I just don’t understand how some artists get recording contracts. After dinner tonight, as we all sat around sipping our coffee, we began talking about gendered labels and how we each felt about specific terms like “lady” “guys” “girls” etc. The term “biddy” was mentioned and then the term “broad”. One of us questioned whether “biddy” was used often in contemporary songs and so we turned to the laptop, switched off the Air and our licentious music exploration began.

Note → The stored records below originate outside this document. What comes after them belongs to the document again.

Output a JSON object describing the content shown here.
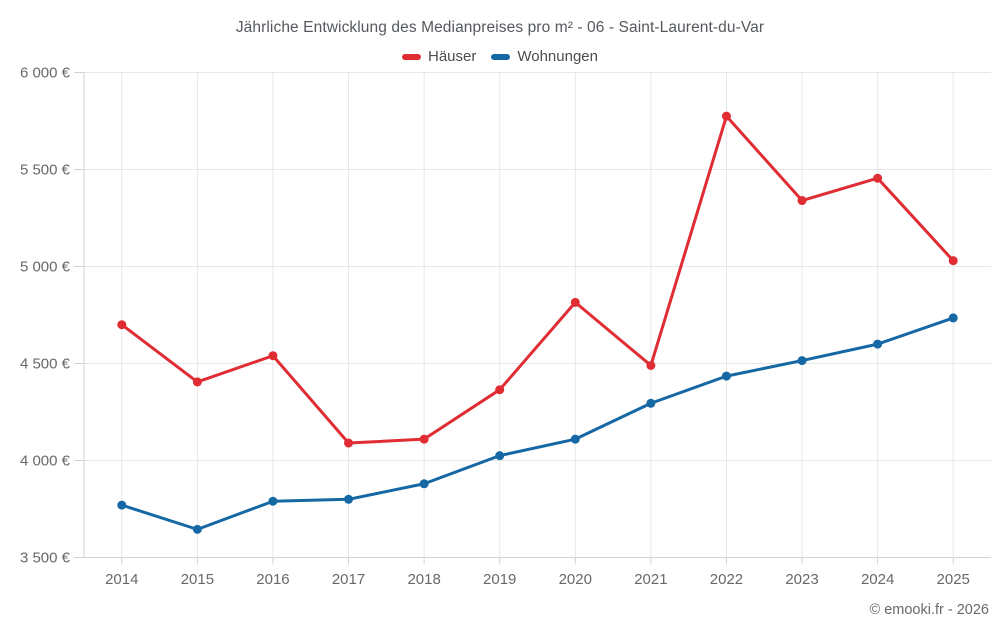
{
  "title": "Jährliche Entwicklung des Medianpreises pro m² - 06 - Saint-Laurent-du-Var",
  "copyright": "© emooki.fr - 2026",
  "chart_data": {
    "type": "line",
    "title": "Jährliche Entwicklung des Medianpreises pro m² - 06 - Saint-Laurent-du-Var",
    "categories": [
      "2014",
      "2015",
      "2016",
      "2017",
      "2018",
      "2019",
      "2020",
      "2021",
      "2022",
      "2023",
      "2024",
      "2025"
    ],
    "series": [
      {
        "name": "Häuser",
        "color": "#e02c33",
        "values": [
          4700,
          4405,
          4540,
          4090,
          4110,
          4365,
          4815,
          4490,
          5775,
          5340,
          5455,
          5030
        ]
      },
      {
        "name": "Wohnungen",
        "color": "#1568a4",
        "values": [
          3770,
          3645,
          3790,
          3800,
          3880,
          4025,
          4110,
          4295,
          4435,
          4515,
          4600,
          4735
        ]
      }
    ],
    "xlabel": "",
    "ylabel": "",
    "ylim": [
      3500,
      6000
    ],
    "y_ticks": [
      {
        "value": 6000,
        "label": "6 000 €"
      },
      {
        "value": 5500,
        "label": "5 500 €"
      },
      {
        "value": 5000,
        "label": "5 000 €"
      },
      {
        "value": 4500,
        "label": "4 500 €"
      },
      {
        "value": 4000,
        "label": "4 000 €"
      },
      {
        "value": 3500,
        "label": "3 500 €"
      }
    ],
    "grid": true,
    "legend_position": "top",
    "marker": "circle"
  },
  "style_colors": {
    "grid": "#e7e7e7",
    "axis": "#cfd2d6",
    "tick_text": "#66696c"
  }
}
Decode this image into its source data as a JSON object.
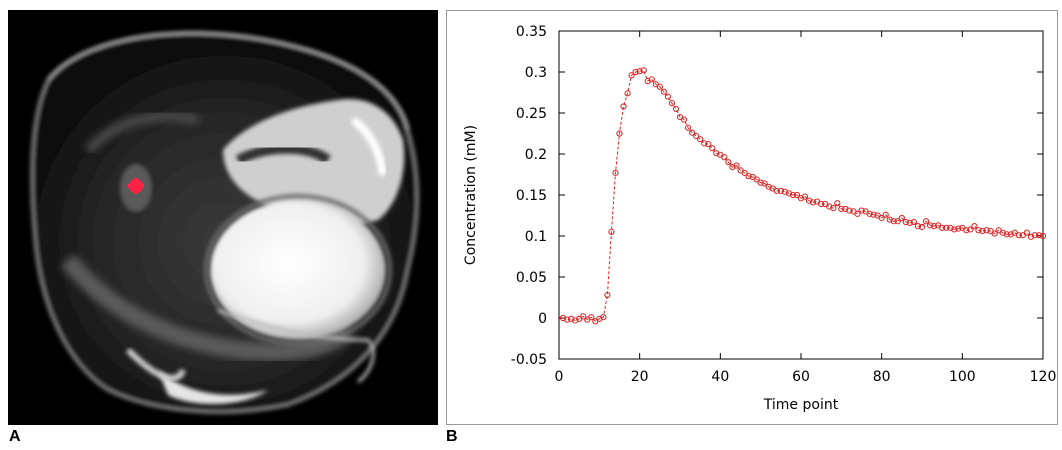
{
  "panels": {
    "a_label": "A",
    "b_label": "B"
  },
  "colors": {
    "series": "#dd2222",
    "roi_marker": "#ff2244",
    "frame": "#888888"
  },
  "image_panel": {
    "description_icon": "mri-axial-slice-image",
    "roi_color": "#ff2244"
  },
  "chart_data": {
    "type": "line",
    "title": "",
    "xlabel": "Time point",
    "ylabel": "Concentration (mM)",
    "xlim": [
      0,
      120
    ],
    "ylim": [
      -0.05,
      0.35
    ],
    "x_ticks": [
      0,
      20,
      40,
      60,
      80,
      100,
      120
    ],
    "y_ticks": [
      -0.05,
      0,
      0.05,
      0.1,
      0.15,
      0.2,
      0.25,
      0.3,
      0.35
    ],
    "y_tick_labels": [
      "-0.05",
      "0",
      "0.05",
      "0.1",
      "0.15",
      "0.2",
      "0.25",
      "0.3",
      "0.35"
    ],
    "grid": false,
    "marker": "open-circle",
    "line_style": "dashed",
    "series": [
      {
        "x": [
          1,
          2,
          3,
          4,
          5,
          6,
          7,
          8,
          9,
          10,
          11,
          12,
          13,
          14,
          15,
          16,
          17,
          18,
          19,
          20,
          21,
          22,
          23,
          24,
          25,
          26,
          27,
          28,
          29,
          30,
          31,
          32,
          33,
          34,
          35,
          36,
          37,
          38,
          39,
          40,
          41,
          42,
          43,
          44,
          45,
          46,
          47,
          48,
          49,
          50,
          51,
          52,
          53,
          54,
          55,
          56,
          57,
          58,
          59,
          60,
          61,
          62,
          63,
          64,
          65,
          66,
          67,
          68,
          69,
          70,
          71,
          72,
          73,
          74,
          75,
          76,
          77,
          78,
          79,
          80,
          81,
          82,
          83,
          84,
          85,
          86,
          87,
          88,
          89,
          90,
          91,
          92,
          93,
          94,
          95,
          96,
          97,
          98,
          99,
          100,
          101,
          102,
          103,
          104,
          105,
          106,
          107,
          108,
          109,
          110,
          111,
          112,
          113,
          114,
          115,
          116,
          117,
          118,
          119,
          120
        ],
        "values": [
          0.0,
          -0.002,
          -0.001,
          -0.003,
          -0.001,
          0.002,
          -0.002,
          0.001,
          -0.004,
          -0.001,
          0.001,
          0.028,
          0.105,
          0.177,
          0.225,
          0.258,
          0.274,
          0.296,
          0.3,
          0.301,
          0.302,
          0.289,
          0.291,
          0.285,
          0.282,
          0.276,
          0.27,
          0.262,
          0.255,
          0.245,
          0.242,
          0.232,
          0.226,
          0.222,
          0.218,
          0.213,
          0.212,
          0.207,
          0.201,
          0.199,
          0.196,
          0.19,
          0.184,
          0.186,
          0.18,
          0.177,
          0.173,
          0.172,
          0.169,
          0.165,
          0.164,
          0.16,
          0.158,
          0.155,
          0.155,
          0.154,
          0.152,
          0.15,
          0.15,
          0.146,
          0.148,
          0.143,
          0.141,
          0.142,
          0.139,
          0.139,
          0.136,
          0.134,
          0.14,
          0.133,
          0.133,
          0.131,
          0.13,
          0.127,
          0.131,
          0.13,
          0.127,
          0.126,
          0.125,
          0.122,
          0.126,
          0.12,
          0.118,
          0.118,
          0.122,
          0.117,
          0.116,
          0.117,
          0.112,
          0.111,
          0.118,
          0.113,
          0.112,
          0.113,
          0.11,
          0.11,
          0.11,
          0.108,
          0.109,
          0.11,
          0.107,
          0.108,
          0.112,
          0.107,
          0.106,
          0.107,
          0.106,
          0.103,
          0.107,
          0.104,
          0.102,
          0.102,
          0.104,
          0.101,
          0.101,
          0.104,
          0.099,
          0.101,
          0.101,
          0.1
        ]
      }
    ]
  }
}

Some of the songs made my jaw drop actually. Mouth hanging open listening to the most ridiculous words being barked at me through the speakers. Honestly, how in God’s name do people listen to this!? In fact, how do they write it!? How do people read the lyrics and go: “Oh yes, perfect. This will be song number 3.” Lines like (and I’m slightly paraphrasing here) “blow my mind, you know which one I mean, the one below the waistline”. What? Really. I’m not even going to address the question of why one of my roommates had all these songs on her laptop.

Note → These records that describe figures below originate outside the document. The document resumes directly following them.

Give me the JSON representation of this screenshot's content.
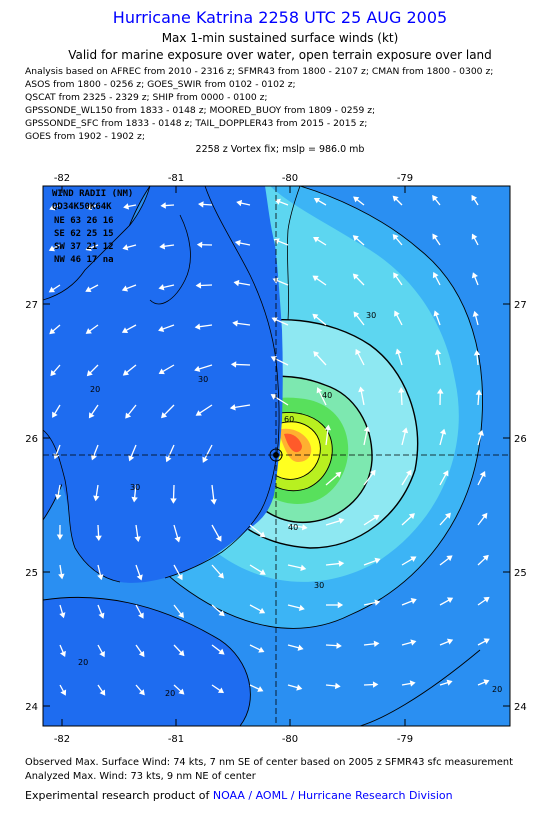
{
  "header": {
    "title": "Hurricane Katrina 2258 UTC 25 AUG 2005",
    "subtitle": "Max 1-min sustained surface winds (kt)",
    "validity": "Valid for marine exposure over water, open terrain exposure over land"
  },
  "analysis_sources": [
    "Analysis based on  AFREC from 2010 - 2316 z;  SFMR43 from 1800 - 2107 z;  CMAN from 1800 - 0300 z;",
    "ASOS from 1800 - 0256 z;  GOES_SWIR from 0102 - 0102 z;",
    "QSCAT from 2325 - 2329 z;  SHIP from 0000 - 0100 z;",
    "GPSSONDE_WL150 from 1833 - 0148 z;  MOORED_BUOY from 1809 - 0259 z;",
    "GPSSONDE_SFC from 1833 - 0148 z;  TAIL_DOPPLER43 from 2015 - 2015 z;",
    "GOES from 1902 - 1902 z;"
  ],
  "vortex_fix": "2258 z Vortex fix; mslp = 986.0 mb",
  "map": {
    "lon_ticks": [
      "-82",
      "-81",
      "-80",
      "-79"
    ],
    "lat_ticks": [
      "27",
      "26",
      "25",
      "24"
    ],
    "center": {
      "lon": -80.05,
      "lat": 25.85
    },
    "contour_labels": [
      "20",
      "30",
      "40",
      "60",
      "30",
      "40",
      "30",
      "20",
      "20",
      "20",
      "30"
    ],
    "wind_radii": {
      "header1": "WIND RADII (NM)",
      "header2": "QD34K50K64K",
      "rows": [
        "NE 63 26 16",
        "SE 62 25 15",
        "SW 37 21 12",
        "NW 46 17 na"
      ]
    },
    "colors": {
      "ocean_base": "#1e6cf0",
      "low": "#2a8ff2",
      "mid1": "#3cb4f5",
      "mid2": "#5dd6f0",
      "mid3": "#8ee8f2",
      "high1": "#7de8b0",
      "high2": "#58e05c",
      "high3": "#b8f020",
      "peak1": "#ffff20",
      "peak2": "#ffb030",
      "peak3": "#ff5a2a"
    }
  },
  "footer": {
    "observed": "Observed Max. Surface Wind: 74 kts, 7 nm SE of center based on 2005 z SFMR43 sfc measurement",
    "analyzed": "Analyzed Max. Wind: 73 kts, 9 nm NE of center",
    "credit_prefix": "Experimental research product of",
    "credit_org": "NOAA / AOML / Hurricane Research Division"
  }
}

But really, if these songs were not bad enough to sit and listen to, these are songs that if played in a public space, nothing good comes of it. Maybe I’m scarred from my 7th grade experiences at Batmitzvahs watching all of my metal mouth contemporaries moving their gangly little bodies up and down like robots to a pounding baseline. But no, I have empirical evidence that whenever these songs are played bad things happen. 7th graders grinding: bad. In high school, seeing the people I saw in 7th grade grinding, grinding as 11th graders in someone’s dingy basement: bad. As a freshman in college- seeing people I just met grinding: bad. Back to 7th grade- being peer pressured into grinding: bad. As a senior in college- being drenched in sweat in a dingy basement (back to high school) seeing people grinding (back to 7th grade terror): bad BAD (the second bad was added because you’re sweaty during all of this). Now for people who don’t think grinding is bad, these situations aren’t negative. In fact they may perhaps even be positive- I’ll admit that. And I will also admit that were I a better dancer, if I looked more suave on the dance floor, perhaps I would be more sympathetic to grinding as well. But I’m not. My position as an ungraceful, indie music dancing, women and gender studies major is one where I dismiss this music like a hipster dismissing Coldplay. Yes, I am making this analogy and what’s so special about it is that I bet that hipster vibes to the very Coldplay songs they vehemently denounce in discussions with other hipsters over glasses of PBR. And in fact, I found myself bobbing my head to the Ying Yang Twins. I was, I was bobbing my head I’ll admit it. Michael Jackson’s PYT (pretty young thing) I downright grooved. HOWEVER, just as Coldplay still isn’t cool regardless of whether the song Yellow makes you cry, this licentious music isn’t okay though the baselines are quite energizing. However, I am excited for the next few chapters of my life to unfold. Will this pervasive pattern of grinding continue after college? What about at office functions? At your good girlfriend’s 42nd birthday party? Try to visualize that. Weird.